Seeing all the Celtic fans celebrating winning the Scottish Premiership reminded me of that time I broke open a bottle of champagne after beating my 6 year old daughter in an arm wrestle.
Nollaig O Muracu came home drunk one night, slid into bed beside his sleeping wife, and fell into a deep slumber. He awoke before the Pearly Gates, where St. Peter said, 'You died in your sleep,' Nollaig was stunned. 'I'm dead? No, I can't be! I've got too much to live for. Send me back!' St.. Peter said, 'I'm sorry, but there's only one way you can go back, and that is as a chicken.'
Nollaig was devastated, but begged St. Peter to send him to a farm near his home.... The next thing he knew, he was covered with feathers, clucking, and pecking the ground.
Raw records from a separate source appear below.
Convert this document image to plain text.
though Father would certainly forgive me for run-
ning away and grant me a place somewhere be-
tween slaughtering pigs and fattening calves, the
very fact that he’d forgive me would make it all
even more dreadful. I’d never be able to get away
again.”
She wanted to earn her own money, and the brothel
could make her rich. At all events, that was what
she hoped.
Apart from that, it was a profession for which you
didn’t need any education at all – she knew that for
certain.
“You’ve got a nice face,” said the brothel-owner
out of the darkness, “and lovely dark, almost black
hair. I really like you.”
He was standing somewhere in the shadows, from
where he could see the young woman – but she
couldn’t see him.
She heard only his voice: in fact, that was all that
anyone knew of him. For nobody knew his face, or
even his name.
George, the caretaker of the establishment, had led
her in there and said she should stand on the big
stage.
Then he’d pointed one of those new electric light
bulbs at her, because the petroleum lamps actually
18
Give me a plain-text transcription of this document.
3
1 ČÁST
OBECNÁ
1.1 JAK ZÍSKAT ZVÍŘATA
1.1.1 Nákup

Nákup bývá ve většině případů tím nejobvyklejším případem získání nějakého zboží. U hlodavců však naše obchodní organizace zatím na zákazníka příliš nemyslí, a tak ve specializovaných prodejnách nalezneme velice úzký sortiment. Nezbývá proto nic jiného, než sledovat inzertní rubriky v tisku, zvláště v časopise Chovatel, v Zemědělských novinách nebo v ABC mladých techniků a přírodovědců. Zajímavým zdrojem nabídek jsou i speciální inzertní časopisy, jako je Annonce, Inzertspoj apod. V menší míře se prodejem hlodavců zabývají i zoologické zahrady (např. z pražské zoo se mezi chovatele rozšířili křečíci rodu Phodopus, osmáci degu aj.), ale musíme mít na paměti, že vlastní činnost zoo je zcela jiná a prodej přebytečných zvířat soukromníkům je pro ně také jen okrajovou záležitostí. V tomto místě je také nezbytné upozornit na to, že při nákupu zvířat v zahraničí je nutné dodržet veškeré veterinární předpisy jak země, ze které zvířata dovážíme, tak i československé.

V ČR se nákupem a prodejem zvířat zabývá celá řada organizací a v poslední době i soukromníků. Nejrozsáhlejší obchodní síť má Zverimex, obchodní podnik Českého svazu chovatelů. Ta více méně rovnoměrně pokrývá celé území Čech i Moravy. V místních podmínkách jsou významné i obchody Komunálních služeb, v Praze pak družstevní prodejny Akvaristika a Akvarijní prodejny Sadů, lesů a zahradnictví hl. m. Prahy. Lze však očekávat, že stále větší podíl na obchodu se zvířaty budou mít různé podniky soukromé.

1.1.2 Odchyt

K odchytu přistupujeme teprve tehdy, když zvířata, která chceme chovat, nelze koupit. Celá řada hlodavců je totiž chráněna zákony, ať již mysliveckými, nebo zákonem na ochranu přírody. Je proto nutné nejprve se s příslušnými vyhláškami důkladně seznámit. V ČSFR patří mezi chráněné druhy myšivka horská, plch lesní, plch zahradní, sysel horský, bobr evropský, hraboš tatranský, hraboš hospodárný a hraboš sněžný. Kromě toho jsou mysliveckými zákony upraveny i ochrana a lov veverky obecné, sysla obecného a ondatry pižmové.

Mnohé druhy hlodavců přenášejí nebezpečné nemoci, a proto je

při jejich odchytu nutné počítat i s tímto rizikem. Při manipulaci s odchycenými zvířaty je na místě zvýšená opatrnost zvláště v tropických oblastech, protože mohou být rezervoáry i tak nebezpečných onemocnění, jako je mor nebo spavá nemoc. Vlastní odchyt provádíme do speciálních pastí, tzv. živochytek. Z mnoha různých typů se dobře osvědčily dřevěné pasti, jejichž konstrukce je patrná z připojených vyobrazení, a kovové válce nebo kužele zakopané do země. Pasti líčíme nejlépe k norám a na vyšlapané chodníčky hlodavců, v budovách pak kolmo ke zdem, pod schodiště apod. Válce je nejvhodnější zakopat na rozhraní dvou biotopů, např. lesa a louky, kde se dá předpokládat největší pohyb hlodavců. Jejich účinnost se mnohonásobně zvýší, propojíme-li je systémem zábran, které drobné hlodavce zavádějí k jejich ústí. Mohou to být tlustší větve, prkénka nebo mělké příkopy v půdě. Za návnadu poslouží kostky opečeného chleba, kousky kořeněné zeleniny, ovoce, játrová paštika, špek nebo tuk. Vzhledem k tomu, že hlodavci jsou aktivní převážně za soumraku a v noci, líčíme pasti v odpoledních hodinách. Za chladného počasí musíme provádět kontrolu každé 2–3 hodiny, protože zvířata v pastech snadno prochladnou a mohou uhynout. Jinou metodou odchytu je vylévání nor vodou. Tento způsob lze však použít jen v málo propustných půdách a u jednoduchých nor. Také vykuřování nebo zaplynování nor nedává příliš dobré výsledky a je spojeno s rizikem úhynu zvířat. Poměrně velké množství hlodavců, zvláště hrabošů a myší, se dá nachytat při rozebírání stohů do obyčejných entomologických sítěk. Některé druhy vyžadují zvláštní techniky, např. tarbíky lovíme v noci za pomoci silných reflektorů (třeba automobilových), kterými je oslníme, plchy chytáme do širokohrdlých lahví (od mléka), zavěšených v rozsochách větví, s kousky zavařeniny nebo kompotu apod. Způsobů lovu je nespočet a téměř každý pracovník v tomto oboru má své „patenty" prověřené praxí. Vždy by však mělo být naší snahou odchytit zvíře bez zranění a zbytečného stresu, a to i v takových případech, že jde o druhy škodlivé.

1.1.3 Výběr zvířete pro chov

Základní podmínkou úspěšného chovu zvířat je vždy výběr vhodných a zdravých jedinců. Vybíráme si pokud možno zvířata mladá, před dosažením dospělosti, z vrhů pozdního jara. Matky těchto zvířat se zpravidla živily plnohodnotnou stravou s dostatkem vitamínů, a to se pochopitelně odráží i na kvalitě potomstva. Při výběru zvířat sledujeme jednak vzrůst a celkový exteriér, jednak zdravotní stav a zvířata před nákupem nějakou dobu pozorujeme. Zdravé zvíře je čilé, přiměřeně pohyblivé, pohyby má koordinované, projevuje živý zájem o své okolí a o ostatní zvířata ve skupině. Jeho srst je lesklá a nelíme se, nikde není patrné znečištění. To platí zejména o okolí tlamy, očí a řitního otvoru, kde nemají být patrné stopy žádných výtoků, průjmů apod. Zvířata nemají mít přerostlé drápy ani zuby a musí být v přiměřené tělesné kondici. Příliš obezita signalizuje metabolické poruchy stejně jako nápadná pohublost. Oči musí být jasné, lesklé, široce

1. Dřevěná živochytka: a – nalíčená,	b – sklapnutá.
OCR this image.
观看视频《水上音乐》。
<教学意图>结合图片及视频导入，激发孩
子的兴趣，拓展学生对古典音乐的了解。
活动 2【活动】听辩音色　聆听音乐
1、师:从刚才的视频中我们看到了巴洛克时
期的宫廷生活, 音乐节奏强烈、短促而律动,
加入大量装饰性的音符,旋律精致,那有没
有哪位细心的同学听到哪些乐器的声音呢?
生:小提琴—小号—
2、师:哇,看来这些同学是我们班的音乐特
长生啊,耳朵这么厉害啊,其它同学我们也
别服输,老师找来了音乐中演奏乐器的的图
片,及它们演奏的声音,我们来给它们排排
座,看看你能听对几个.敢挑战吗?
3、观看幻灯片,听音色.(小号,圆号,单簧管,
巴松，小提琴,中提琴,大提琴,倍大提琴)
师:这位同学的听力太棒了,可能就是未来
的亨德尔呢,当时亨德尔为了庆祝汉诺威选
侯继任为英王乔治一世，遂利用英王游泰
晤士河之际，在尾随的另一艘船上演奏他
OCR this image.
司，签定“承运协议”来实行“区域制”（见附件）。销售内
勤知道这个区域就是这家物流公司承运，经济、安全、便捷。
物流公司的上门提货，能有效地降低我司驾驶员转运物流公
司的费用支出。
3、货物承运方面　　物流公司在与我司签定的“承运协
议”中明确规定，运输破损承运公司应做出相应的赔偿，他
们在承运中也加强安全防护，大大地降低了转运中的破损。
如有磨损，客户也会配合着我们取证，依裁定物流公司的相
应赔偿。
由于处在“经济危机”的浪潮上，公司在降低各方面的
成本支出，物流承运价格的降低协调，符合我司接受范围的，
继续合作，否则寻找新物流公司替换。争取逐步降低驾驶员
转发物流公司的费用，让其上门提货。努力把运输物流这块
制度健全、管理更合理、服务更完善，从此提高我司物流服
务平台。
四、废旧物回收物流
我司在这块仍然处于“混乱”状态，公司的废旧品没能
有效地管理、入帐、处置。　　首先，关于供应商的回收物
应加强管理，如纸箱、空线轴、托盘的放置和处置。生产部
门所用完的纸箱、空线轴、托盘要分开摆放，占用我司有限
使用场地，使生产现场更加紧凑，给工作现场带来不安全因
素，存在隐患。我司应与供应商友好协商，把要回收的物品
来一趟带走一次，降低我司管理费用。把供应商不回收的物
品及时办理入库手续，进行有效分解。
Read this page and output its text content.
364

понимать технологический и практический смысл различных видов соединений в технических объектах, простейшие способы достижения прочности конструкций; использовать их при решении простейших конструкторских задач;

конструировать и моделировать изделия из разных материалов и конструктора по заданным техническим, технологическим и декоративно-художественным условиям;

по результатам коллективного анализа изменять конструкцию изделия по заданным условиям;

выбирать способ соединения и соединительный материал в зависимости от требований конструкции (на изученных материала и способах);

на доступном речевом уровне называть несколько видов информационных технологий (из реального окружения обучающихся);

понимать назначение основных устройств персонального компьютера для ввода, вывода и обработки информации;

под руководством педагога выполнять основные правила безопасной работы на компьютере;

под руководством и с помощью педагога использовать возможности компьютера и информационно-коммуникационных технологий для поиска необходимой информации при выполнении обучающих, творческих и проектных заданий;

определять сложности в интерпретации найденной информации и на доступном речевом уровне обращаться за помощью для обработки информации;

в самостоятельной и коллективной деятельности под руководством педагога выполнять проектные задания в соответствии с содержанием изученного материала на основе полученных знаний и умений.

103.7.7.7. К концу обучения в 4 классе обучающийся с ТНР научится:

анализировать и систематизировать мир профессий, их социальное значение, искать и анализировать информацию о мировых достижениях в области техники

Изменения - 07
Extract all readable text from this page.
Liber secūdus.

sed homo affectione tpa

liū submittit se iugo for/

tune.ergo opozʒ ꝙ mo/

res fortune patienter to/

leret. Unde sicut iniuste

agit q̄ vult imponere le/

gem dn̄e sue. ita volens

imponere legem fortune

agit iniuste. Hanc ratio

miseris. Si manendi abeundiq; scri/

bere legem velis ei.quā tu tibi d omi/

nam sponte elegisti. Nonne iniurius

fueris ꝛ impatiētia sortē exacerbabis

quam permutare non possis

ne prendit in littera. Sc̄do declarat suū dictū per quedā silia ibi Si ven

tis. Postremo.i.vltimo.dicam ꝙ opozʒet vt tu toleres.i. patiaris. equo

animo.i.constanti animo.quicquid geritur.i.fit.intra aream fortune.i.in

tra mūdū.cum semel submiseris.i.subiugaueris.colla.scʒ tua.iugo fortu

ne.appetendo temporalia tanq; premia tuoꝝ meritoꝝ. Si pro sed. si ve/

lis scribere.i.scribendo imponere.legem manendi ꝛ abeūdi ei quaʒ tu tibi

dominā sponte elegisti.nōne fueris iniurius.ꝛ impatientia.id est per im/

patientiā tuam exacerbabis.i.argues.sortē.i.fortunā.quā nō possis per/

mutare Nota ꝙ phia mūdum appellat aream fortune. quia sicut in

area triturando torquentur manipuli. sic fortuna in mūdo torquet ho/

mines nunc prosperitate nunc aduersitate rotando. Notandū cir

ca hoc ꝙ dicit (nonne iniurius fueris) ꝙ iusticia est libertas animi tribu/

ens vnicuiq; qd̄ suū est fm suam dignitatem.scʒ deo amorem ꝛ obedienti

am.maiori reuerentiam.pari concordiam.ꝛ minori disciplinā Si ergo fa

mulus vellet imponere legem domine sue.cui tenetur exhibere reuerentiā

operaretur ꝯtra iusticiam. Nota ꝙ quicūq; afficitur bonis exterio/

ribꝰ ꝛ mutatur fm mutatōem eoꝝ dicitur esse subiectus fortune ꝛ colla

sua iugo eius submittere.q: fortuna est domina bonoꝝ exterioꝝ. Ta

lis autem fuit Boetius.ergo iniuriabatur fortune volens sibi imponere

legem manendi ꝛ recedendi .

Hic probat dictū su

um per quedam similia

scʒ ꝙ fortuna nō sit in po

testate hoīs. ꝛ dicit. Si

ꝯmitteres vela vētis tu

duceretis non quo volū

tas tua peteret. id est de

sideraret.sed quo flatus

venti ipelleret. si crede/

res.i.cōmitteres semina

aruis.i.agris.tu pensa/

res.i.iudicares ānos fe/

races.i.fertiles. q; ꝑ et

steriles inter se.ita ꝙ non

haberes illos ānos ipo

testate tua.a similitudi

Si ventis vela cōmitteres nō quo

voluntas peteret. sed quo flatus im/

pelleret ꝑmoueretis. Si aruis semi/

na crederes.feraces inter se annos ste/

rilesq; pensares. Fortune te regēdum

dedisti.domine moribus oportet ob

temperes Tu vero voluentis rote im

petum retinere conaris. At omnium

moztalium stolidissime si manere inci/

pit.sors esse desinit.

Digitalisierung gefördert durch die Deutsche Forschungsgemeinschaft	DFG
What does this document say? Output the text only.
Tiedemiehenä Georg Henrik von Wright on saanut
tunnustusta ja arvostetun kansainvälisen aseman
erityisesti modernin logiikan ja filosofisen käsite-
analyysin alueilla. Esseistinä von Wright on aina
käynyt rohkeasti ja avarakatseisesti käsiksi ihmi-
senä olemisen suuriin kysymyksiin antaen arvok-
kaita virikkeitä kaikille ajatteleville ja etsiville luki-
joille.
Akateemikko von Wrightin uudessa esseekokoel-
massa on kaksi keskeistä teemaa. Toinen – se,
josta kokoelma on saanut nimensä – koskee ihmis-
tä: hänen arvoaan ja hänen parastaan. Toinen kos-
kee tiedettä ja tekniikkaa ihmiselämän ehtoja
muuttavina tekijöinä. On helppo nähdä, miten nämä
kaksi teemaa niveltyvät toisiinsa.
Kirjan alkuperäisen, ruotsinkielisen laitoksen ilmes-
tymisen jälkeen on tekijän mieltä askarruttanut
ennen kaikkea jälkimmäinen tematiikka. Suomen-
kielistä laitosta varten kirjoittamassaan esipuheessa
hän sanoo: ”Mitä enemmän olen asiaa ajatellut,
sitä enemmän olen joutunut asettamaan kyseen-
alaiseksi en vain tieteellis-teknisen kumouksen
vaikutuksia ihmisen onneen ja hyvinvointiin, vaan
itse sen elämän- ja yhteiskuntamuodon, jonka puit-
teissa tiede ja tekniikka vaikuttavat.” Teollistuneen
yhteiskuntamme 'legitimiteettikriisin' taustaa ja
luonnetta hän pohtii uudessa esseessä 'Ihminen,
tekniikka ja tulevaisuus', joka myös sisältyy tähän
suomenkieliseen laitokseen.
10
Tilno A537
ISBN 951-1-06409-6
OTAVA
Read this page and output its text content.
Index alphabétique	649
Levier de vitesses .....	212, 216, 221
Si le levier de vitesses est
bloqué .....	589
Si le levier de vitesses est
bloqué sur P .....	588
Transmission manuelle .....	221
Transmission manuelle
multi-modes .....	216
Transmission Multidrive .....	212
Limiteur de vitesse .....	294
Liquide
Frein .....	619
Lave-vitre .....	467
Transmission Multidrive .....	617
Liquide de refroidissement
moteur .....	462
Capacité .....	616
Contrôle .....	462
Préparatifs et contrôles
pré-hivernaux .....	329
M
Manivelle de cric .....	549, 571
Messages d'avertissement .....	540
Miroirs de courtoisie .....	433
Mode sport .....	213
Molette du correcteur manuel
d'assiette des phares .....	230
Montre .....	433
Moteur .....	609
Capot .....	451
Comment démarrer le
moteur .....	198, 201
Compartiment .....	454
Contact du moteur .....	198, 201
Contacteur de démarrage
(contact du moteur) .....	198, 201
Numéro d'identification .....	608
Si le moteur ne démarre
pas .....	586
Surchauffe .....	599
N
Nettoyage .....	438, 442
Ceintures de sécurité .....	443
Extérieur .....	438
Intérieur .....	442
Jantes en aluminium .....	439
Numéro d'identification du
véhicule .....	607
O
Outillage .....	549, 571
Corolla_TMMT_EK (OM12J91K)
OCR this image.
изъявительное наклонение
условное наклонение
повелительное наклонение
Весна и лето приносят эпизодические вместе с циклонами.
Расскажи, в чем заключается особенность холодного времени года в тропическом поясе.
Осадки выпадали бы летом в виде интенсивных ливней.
A rooster strolled past. 'So, you're the new hen, huh? How's your first day here?' 'Not bad , 'but I have this strange feeling inside. Like I'm gonna explode!' 'You're ovulating,' explained the rooster. Don't tell me you've never laid an egg before? ' 'Never,' said Nollaig. 'Well, just relax and let it happen,' says the rooster. 'It's no big deal.' Nollaig did, and a few uncomfortable seconds later, out popped an egg! Nollaig was overcome with emotion as he experienced motherhood. He soon laid another egg -- his joy was overwhelming. As he was about to lay his third egg, he felt a smack on the back of his head, and heard his wife yell.....
Nollaig o Muracu, wake up....... You've shit the bed!